BLACK BEAUTY LOOMS
Celebrated Aussie director Bruce Beresford’s new film Ladies In Black proved a labour of love as he fulfilled a promise to an old friend
It was a film 24 years in the making, but director Bruce Beresford was determined to see Ladies In Black make it to the big screen. Based on the book The Women In Black – written by his old University of Sydney pal Madeleine St John – the film’s release this week will be the realisation of a promise made long ago, Beresford says.
“I told her I’d make the film before she died, but she let me down,” he says affectionately of the author and friend who died in 2006.
“But my enthusiasm never wavered. Unfortunately not everybody shared my enthusiasm for (the novel).
“At one point I had American investors on board but they wanted me to set the story in America. And the story would have worked in America, but I didn’t want to do that, I wanted it to stay true to Madeleine’s story and she had written it set in Australia.”
At 77, Beresford has an impressive list of acclaimed movies he has directed, spanning a career of almost 50 years, including Puberty Blues, Breaker Morant, Mao’s Last Dancer, Black Robe and Driving Miss Daisy – which won four Oscars in 1990 including Best Picture.
After an absence of almost 10 years, Ladies In Black led to the director working in Australia again.
The film follows the lives of four women who work in a fictional Sydney department store, loosely based on David Jones, during the summer of 1959.

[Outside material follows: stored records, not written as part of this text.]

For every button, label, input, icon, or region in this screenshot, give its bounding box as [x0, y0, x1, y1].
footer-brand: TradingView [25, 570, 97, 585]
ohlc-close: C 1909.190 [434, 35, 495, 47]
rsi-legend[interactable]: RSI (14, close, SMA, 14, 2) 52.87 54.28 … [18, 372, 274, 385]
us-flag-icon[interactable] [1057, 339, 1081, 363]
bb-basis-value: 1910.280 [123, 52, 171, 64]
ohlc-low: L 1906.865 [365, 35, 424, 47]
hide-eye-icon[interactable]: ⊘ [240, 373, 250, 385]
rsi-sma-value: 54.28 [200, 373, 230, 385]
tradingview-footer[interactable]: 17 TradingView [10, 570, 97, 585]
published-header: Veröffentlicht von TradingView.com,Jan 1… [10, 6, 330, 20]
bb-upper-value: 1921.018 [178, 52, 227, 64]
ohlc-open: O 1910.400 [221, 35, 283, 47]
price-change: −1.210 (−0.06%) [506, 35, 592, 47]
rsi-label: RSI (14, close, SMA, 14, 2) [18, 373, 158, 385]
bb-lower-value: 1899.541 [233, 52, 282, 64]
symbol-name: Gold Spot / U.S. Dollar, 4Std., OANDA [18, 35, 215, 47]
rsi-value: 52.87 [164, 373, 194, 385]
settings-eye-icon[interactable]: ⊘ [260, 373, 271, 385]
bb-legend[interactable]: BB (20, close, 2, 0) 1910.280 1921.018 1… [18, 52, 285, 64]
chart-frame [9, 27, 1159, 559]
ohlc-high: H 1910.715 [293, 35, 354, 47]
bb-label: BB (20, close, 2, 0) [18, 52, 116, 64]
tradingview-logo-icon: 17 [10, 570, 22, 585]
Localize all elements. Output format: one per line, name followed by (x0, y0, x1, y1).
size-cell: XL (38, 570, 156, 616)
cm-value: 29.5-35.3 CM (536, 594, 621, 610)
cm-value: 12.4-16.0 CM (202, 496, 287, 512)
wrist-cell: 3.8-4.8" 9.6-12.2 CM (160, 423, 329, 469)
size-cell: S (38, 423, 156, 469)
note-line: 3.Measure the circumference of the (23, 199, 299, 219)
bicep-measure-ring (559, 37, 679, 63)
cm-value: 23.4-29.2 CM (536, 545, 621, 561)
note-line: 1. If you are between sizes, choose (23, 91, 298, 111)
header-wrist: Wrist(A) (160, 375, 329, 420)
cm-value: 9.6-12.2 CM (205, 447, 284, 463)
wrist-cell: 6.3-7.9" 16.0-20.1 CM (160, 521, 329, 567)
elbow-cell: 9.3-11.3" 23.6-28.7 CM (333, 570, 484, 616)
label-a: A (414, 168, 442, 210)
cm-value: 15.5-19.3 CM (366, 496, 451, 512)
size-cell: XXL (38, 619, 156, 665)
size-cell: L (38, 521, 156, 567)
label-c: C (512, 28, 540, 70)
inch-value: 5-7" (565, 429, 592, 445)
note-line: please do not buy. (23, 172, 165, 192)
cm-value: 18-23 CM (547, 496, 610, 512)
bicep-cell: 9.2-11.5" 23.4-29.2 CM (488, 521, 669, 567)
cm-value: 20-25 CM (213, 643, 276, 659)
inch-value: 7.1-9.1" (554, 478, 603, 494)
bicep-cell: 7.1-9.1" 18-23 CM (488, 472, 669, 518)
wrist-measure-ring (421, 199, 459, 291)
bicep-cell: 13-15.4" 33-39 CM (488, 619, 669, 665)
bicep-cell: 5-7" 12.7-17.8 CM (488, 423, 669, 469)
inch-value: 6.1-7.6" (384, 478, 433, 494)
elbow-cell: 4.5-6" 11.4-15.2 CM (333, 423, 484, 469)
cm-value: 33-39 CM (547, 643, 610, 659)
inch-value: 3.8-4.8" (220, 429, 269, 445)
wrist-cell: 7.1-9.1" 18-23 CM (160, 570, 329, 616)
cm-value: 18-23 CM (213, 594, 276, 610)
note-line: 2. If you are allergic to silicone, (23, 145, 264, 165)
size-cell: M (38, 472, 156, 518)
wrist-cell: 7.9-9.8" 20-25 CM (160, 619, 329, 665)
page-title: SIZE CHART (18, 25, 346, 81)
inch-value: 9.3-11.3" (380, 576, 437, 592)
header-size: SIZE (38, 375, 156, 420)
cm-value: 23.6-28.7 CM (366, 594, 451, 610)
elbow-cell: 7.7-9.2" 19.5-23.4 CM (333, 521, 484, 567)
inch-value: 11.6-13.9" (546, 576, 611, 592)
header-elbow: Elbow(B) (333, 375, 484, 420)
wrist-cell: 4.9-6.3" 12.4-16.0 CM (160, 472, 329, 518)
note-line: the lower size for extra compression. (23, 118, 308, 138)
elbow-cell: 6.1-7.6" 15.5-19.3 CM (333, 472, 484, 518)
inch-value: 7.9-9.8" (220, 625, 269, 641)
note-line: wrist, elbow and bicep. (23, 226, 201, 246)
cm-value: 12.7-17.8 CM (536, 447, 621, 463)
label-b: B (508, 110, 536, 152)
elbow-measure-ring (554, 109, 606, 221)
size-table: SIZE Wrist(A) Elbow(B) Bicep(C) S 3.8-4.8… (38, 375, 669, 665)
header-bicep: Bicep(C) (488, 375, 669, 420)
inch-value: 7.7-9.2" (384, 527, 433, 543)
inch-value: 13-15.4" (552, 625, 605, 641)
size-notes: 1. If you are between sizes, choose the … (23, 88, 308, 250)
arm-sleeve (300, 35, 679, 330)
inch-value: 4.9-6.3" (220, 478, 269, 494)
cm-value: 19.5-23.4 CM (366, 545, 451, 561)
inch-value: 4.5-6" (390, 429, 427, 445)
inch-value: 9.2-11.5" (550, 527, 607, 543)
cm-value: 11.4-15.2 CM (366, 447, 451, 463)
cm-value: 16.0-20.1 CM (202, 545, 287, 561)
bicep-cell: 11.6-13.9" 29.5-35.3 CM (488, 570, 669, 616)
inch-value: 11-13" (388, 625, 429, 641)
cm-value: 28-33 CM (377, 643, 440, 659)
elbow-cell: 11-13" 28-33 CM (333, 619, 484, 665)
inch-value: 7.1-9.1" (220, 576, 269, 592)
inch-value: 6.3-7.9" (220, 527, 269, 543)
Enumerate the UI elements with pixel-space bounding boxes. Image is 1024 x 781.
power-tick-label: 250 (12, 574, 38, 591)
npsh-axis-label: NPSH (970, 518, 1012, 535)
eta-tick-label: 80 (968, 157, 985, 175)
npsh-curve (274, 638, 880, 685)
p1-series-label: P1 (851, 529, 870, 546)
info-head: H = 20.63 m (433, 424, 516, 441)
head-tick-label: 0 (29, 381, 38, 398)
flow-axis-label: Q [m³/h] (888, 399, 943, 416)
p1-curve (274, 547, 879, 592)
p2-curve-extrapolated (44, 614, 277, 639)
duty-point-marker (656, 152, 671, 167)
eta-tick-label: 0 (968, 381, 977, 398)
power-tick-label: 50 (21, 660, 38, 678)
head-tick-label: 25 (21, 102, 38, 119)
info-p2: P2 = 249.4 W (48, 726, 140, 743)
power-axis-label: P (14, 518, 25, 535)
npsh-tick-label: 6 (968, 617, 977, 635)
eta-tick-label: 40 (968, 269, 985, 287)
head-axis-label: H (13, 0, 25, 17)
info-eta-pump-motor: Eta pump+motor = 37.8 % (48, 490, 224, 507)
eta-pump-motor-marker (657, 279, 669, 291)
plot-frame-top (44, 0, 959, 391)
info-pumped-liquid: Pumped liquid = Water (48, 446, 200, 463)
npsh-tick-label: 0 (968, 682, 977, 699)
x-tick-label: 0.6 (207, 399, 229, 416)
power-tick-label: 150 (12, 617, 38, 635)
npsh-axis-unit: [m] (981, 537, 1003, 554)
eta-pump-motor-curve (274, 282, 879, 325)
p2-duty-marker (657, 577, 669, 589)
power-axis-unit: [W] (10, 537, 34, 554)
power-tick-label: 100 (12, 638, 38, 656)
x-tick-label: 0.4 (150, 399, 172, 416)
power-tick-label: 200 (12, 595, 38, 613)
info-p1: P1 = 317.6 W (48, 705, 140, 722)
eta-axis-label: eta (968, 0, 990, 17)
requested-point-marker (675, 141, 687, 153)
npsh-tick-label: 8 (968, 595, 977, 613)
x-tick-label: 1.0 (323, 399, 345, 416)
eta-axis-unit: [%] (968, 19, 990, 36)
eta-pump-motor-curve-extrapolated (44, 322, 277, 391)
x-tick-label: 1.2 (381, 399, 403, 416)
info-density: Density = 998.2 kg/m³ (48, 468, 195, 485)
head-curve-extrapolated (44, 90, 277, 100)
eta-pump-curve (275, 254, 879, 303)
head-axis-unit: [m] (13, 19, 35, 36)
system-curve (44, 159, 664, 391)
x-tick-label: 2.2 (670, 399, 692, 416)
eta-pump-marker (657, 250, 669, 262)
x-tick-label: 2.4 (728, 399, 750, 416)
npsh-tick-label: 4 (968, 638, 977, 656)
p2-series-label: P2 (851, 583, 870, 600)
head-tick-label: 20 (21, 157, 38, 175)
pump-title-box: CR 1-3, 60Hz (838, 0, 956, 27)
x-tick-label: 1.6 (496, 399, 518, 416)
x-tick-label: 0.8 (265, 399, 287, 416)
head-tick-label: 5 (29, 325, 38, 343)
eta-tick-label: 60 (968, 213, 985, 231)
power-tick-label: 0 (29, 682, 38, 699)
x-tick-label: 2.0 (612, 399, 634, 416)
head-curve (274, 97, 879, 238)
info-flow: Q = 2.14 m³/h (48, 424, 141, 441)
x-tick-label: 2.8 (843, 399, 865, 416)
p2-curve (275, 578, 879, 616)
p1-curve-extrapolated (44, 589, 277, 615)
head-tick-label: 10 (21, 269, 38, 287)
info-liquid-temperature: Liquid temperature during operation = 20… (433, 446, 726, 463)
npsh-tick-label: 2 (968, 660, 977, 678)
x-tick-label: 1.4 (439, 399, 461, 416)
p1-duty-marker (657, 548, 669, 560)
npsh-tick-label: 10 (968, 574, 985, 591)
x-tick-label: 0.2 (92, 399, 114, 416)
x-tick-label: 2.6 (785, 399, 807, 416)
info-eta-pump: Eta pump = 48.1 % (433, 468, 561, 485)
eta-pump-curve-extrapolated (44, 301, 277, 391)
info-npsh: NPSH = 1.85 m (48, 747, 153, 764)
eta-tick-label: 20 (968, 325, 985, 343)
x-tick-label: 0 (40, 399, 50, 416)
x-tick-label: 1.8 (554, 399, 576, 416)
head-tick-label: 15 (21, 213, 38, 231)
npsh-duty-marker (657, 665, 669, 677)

It’s a decade in Australian history that, on one hand holds a nostalgic pull for Beresford who was a teenager in Toongabbie in the ’50s, and on the other is a source of a little disdain.
“Australia was rather boring in the 1950s, at least I found it rather boring,” he says.
“I went to London after I graduated from university in the 1960s and I’m rather glad I did because Australia then was very Anglo-Saxon, very conventional and rather stiff.
“There were no films on Sundays, and to see a film as a teenager I remember I had to travel quite far – I would go to Watsons Bay on a tram from where I lived out west because they would show old films as revival screenings there.”
But this experience didn’t hamper Beresford’s enthusiasm to make a film set in the era, which he says positively highlighted the coming of migrants and the impact their arrival had on Australian culture.
“They changed so much for Australia, they brought new foods and so much culture to this country,” he says.
His half-century working in the film industry has given Beresford a bird’s-eye view of the business, which he has commemorated in a few memoir-style books including The Best Film I Never Made, Josh Hartnett Definitely Wants To Do This and There’s A Fax From Bruce.
The director is quite candid about his dealings with some of the biggest names in the industry, which has sometimes left him open to criticism, most famously when he said Toni Collette had overacted in the movie Japanese Story, a comment he says was totally blown out of proportion.
In fact, Beresford is entirely enthusiastic about Australian actors, in particular 17-yearold Angourie Rice who stars as suburban teen Lisa Miles in Ladies In Black.
“Angourie Rice was absolutely delightful to direct,” he says.
“She’s one of those actors who have such refined instincts, an innate sense as an actor – and at her age! And she was incredibly engaging, focused and with sheer talent on top of it all.”
Beresford, currently based in Sydney, plans on directing an opera in Melbourne in October. But he is also scouting around for his next film project – and is not at all ready to retire.
“I read every project and script sent to me, why wouldn’t I?” he asks.
“I get a few a week. Sometimes if it’s lousy I stop about a quarter of the way in. I ask myself ‘Do I really want to tie myself up for a year with this?’ which is about how long a film takes to make.” Ladies In Black opens in cinemas nationally today
Angourie Rice stars in Ladies In Black, a film following the lives of four women working in a Sydney department store in 1959.